Leading by example
Employees and volunteers will certainly contribute to how a work culture is shaped, but it is leaders that set the tone for the overarching environment, moral characteristics and identity of the organisation. So it’s essential that managers embody the behaviours and attitude that they want to see replicated across the organisation, including positivity, openness, a desire to learn, willingness to support others and a genuine commitment to the cause.
At the same time, good leadership and governance must convey that its rules – the policies, which are developed to protect beneficiaries, supporters and employees alike – must not be broken and that the organisation will be held accountable for any such issues.
Who does what?
For CEO and trustees, this means setting the right moral tone for the organisation, ensuring it has sufficient resources, reviewing and overseeing the implementation of standards and leading by example.
HR will be responsible for preparing and communicating the right policies and procedures, and ensuring that all line managers are fully trained and subsequently reviewed regarding their responsibilities to the staff.
Meanwhile fundraising managers and directors must guide and support fundraisers in performing their role in line with the organisation’s values, adhering to regulations and industry standards and ensuring that policies and procedures are understood, as well as monitoring progress and supervising the overall wellbeing of staff.
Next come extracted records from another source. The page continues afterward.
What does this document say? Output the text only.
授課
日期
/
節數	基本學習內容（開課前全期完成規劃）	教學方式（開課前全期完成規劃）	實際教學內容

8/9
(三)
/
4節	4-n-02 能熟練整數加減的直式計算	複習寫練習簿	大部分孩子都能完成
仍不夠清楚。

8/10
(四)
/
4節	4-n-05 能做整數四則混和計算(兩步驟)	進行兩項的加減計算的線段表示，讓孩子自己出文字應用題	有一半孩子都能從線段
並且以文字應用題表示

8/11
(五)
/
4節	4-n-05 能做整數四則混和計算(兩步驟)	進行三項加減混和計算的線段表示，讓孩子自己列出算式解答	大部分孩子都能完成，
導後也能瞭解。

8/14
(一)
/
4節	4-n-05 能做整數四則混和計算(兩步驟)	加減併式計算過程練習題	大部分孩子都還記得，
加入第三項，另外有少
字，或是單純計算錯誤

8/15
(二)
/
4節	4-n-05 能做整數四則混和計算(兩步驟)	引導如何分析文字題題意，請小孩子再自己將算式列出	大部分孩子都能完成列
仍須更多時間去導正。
With people at the heart of any positive working culture, wellbeing should be on everybody’s radar, as important as beneficiary care and financial planning when it comes to ensuring the long-term health and future of the organisation.
Tips for leaders
• Recognise that how the organisation treats its people (employees, volunteers, trustees, beneficiaries and donors alike) will shape the organisation’s culture and how it is perceived by its target audiences.